From Washington Internet Daily:

Alex Pollock, an expert in financial systems who was picked by President-elect Donald Trump’s team last week to help effect the transition for the FTC (see 1611220049), is considered an enigmatic if not unfriendly choice by some consumer protection advocates. Others said in interviews the FTC may thrive under Republican leadership and Pollock, a fellow at the R Street Institute, could signal expansion of FTC authority — possibly at the expense of the FCC or Consumer Financial Protection Bureau (CFPB).

John Breyault, National Consumers League vice president-public policy, telecommunications and fraud, who doesn’t know Pollock personally, said his selection is “puzzling” because his background has been in financial deregulation.

Pollock, who declined an interview, works on policy for banking, mortgage finance and the Federal Reserve, said his R Street profile. Before joining the free-market think tank, he was a fellow at the American Enterprise Institute (AEI) and president-CEO of the Federal Home Loan Bank of Chicago from 1991 to 2004. His colleague at R Street, fellow Mike Godwin, emailed that Pollock “is a thoughtful, knowledgeable man, and I expect he’ll serve the Trump transition team well.”

Breyault said Pollock’s past writings have referred to the FTC’s bipartisan structure as a model for the CFPB when that agency started about five years ago. “It doesn’t seem like he’s an FTC guy,” said Breyault. “I don’t know he necessarily gets how the FTC operates … and I don’t know what he would do at the FTC.”

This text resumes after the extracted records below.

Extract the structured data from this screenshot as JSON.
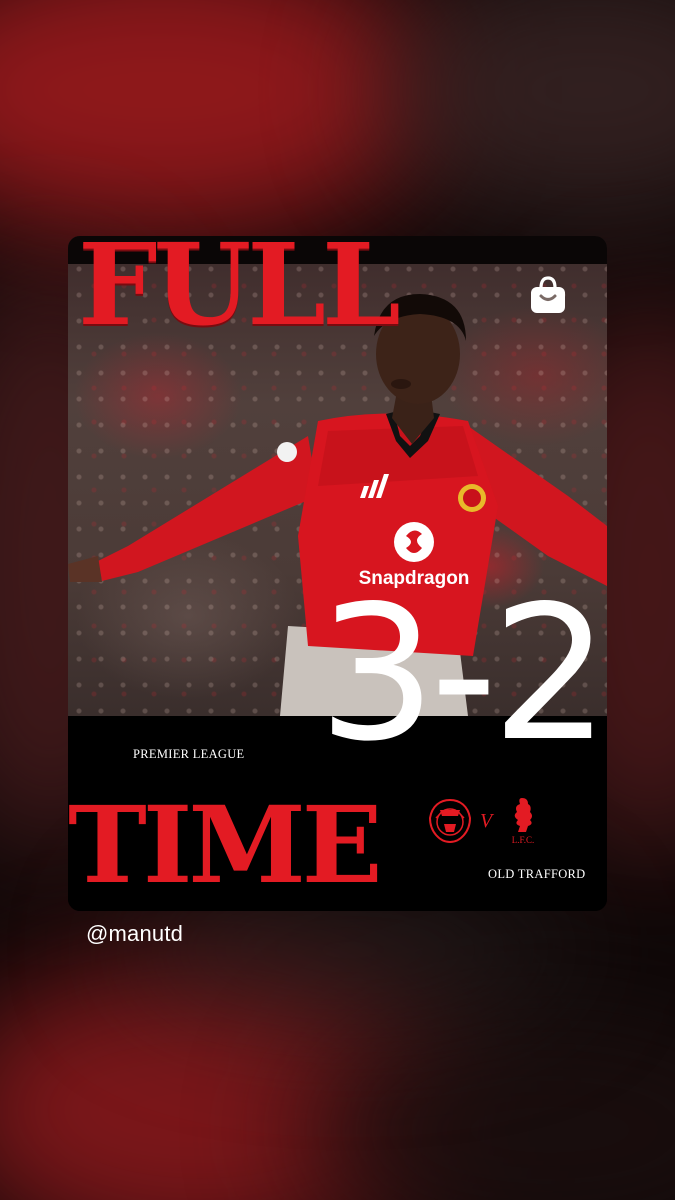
{
  "post": {
    "headline_top": "FULL",
    "headline_bottom": "TIME",
    "score": "3-2",
    "competition": "PREMIER LEAGUE",
    "versus": "V",
    "venue": "OLD TRAFFORD",
    "home_crest": "manchester-united-crest",
    "away_crest": "liverpool-crest",
    "away_crest_text": "L.F.C.",
    "shirt_sponsor": "Snapdragon"
  },
  "story": {
    "account_handle": "@manutd",
    "shop_icon": "shopping-bag-icon"
  },
  "colors": {
    "accent_red": "#e31b23",
    "panel_black": "#000000",
    "text_white": "#ffffff"
  }
}
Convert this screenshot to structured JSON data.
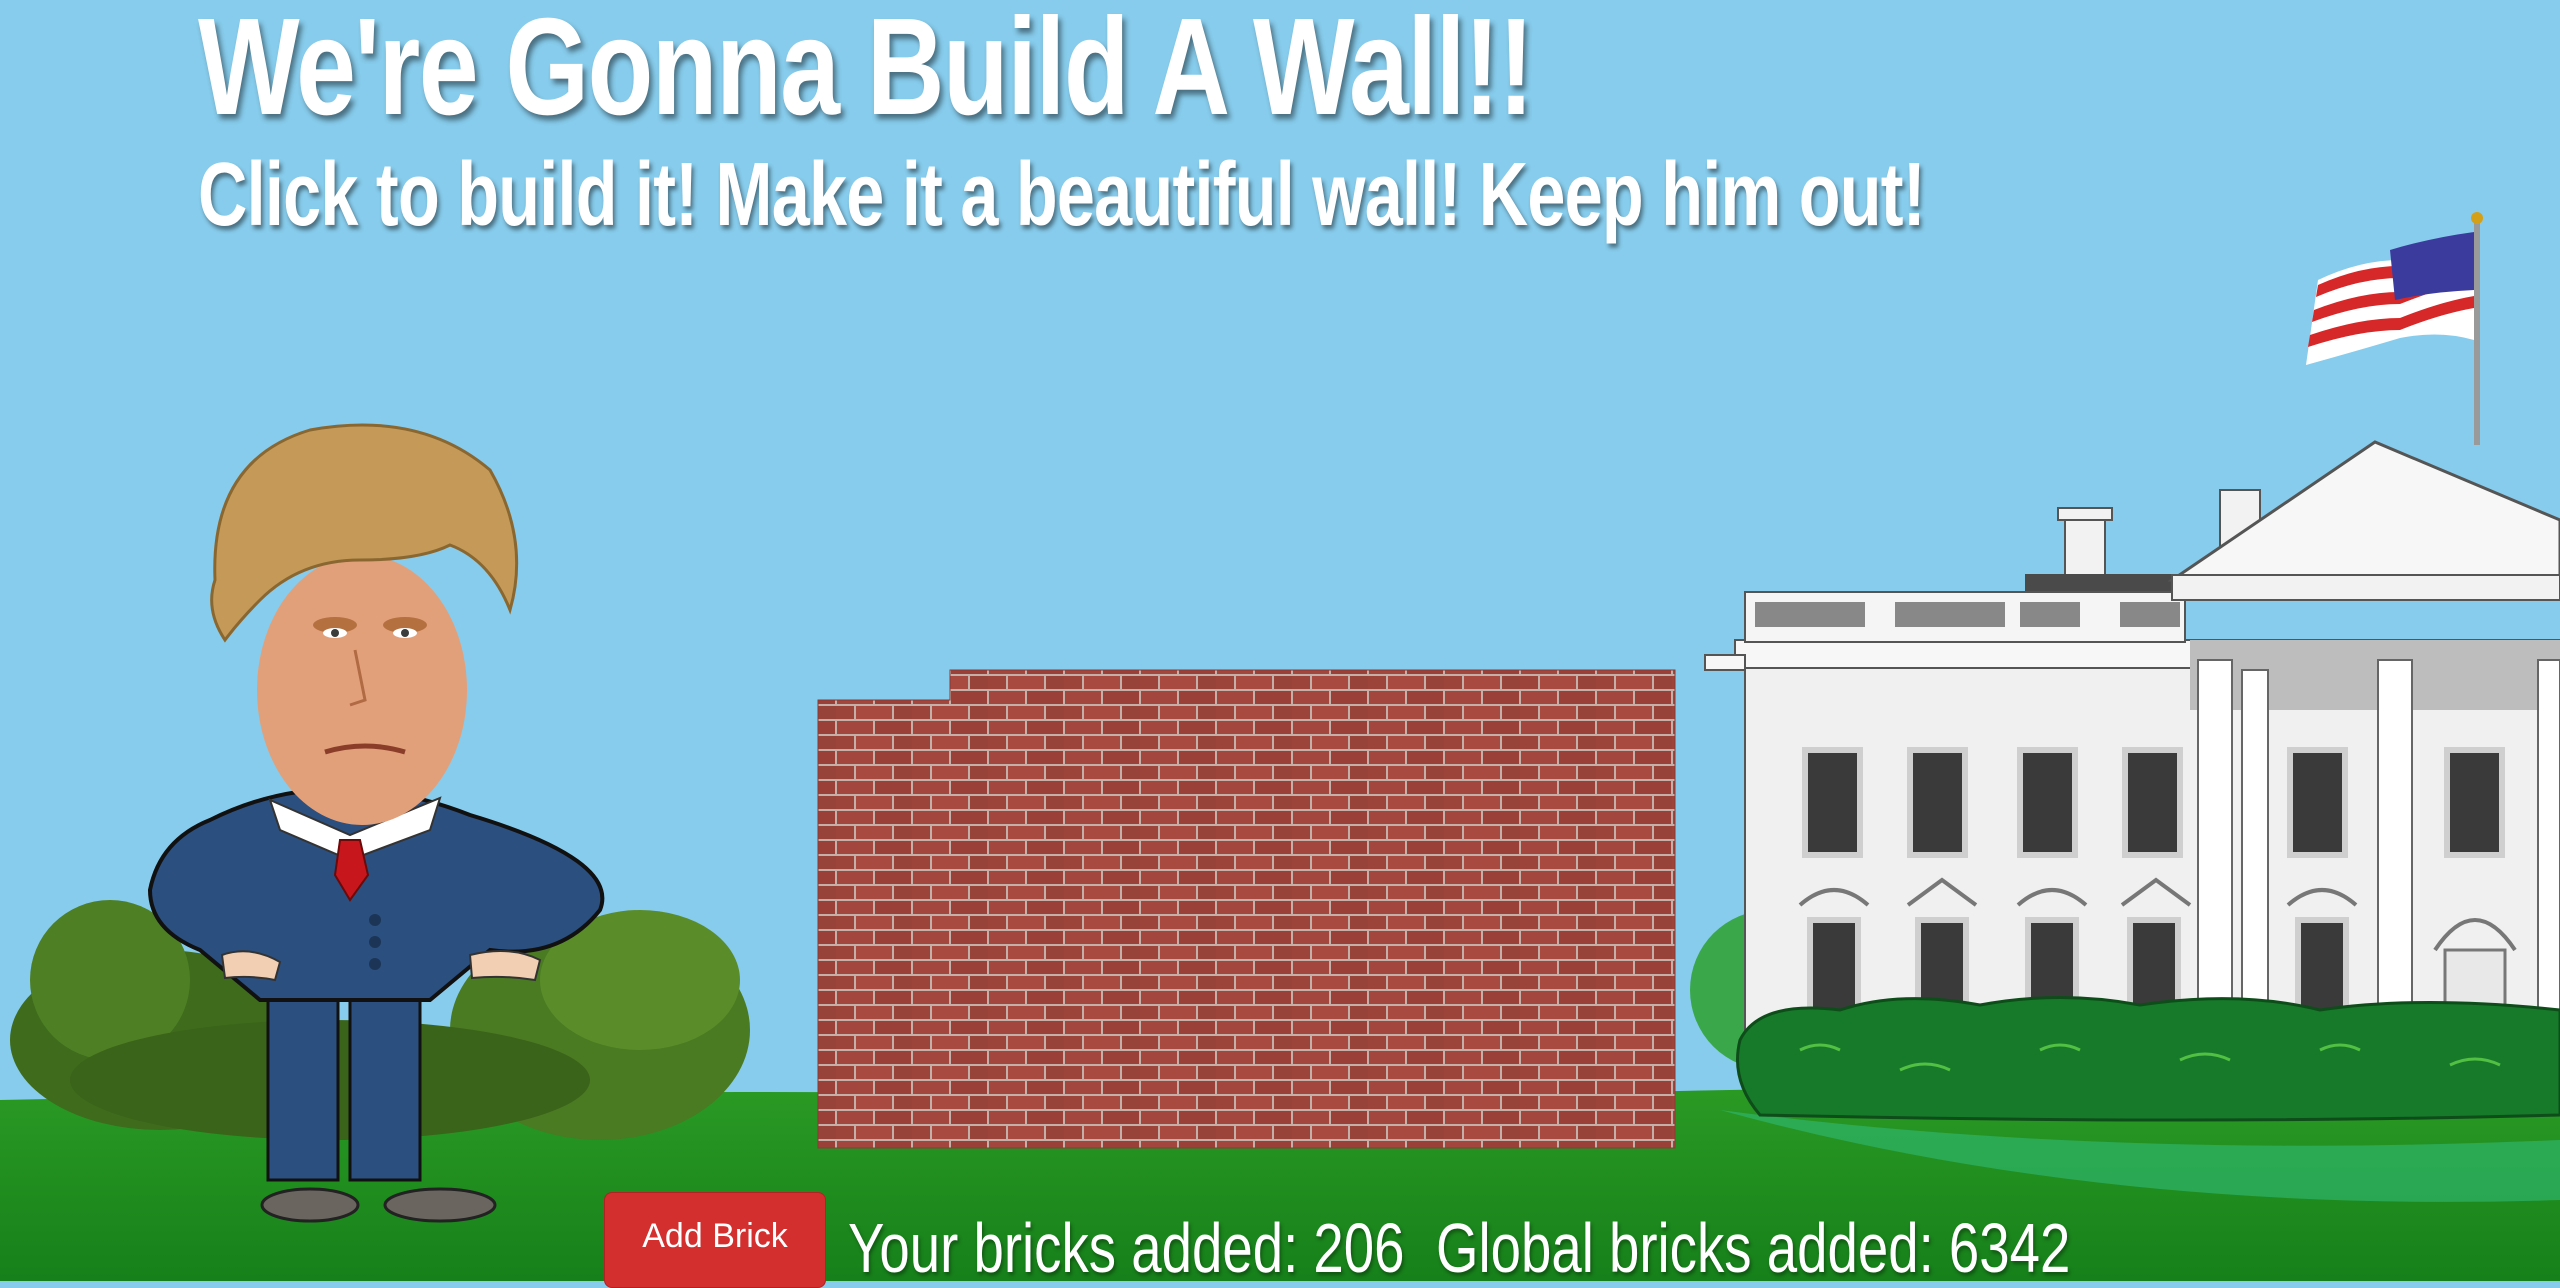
{
  "header": {
    "title": "We're Gonna Build A Wall!!",
    "subtitle": "Click to build it! Make it a beautiful wall! Keep him out!"
  },
  "controls": {
    "add_brick_label": "Add Brick"
  },
  "stats": {
    "your_bricks_text": "Your bricks added: 206",
    "global_bricks_text": "Global bricks added: 6342",
    "your_bricks": 206,
    "global_bricks": 6342
  },
  "colors": {
    "sky": "#87ccec",
    "grass": "#1f8a1c",
    "brick": "#a3463d",
    "mortar": "#c9b5ad",
    "button": "#d32f2f",
    "suit": "#2b4f7e"
  },
  "icons": {
    "flag": "us-flag-icon"
  }
}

But AEI Senior Fellow Peter Wallison said Pollock has “exceedingly good judgment” about organizations and setting their priorities. As head of the Federal Home Loan Bank of Chicago, Pollock oversaw a large staff that also was engaged in some consumer protection, said Wallison, White House counsel to then-President Ronald Reagan: In this role, Pollock will talk to people at the FTC to “get an idea of what the problems are in the agency that they’re wrestling with right now and then you make recommendations to the incoming Trump administration about things they ought to be looking at immediately when they walk in the door.”

Wallison said no one should be worried about changes to the commission, encouraging consumer protection advocates to meet with Pollock to convey their concerns about the agency. Wallison speculated Pollock, who also was named to oversee the transition for the Treasury Department’s Financial Stability Oversight Council, likely would work through the end of December on the transition.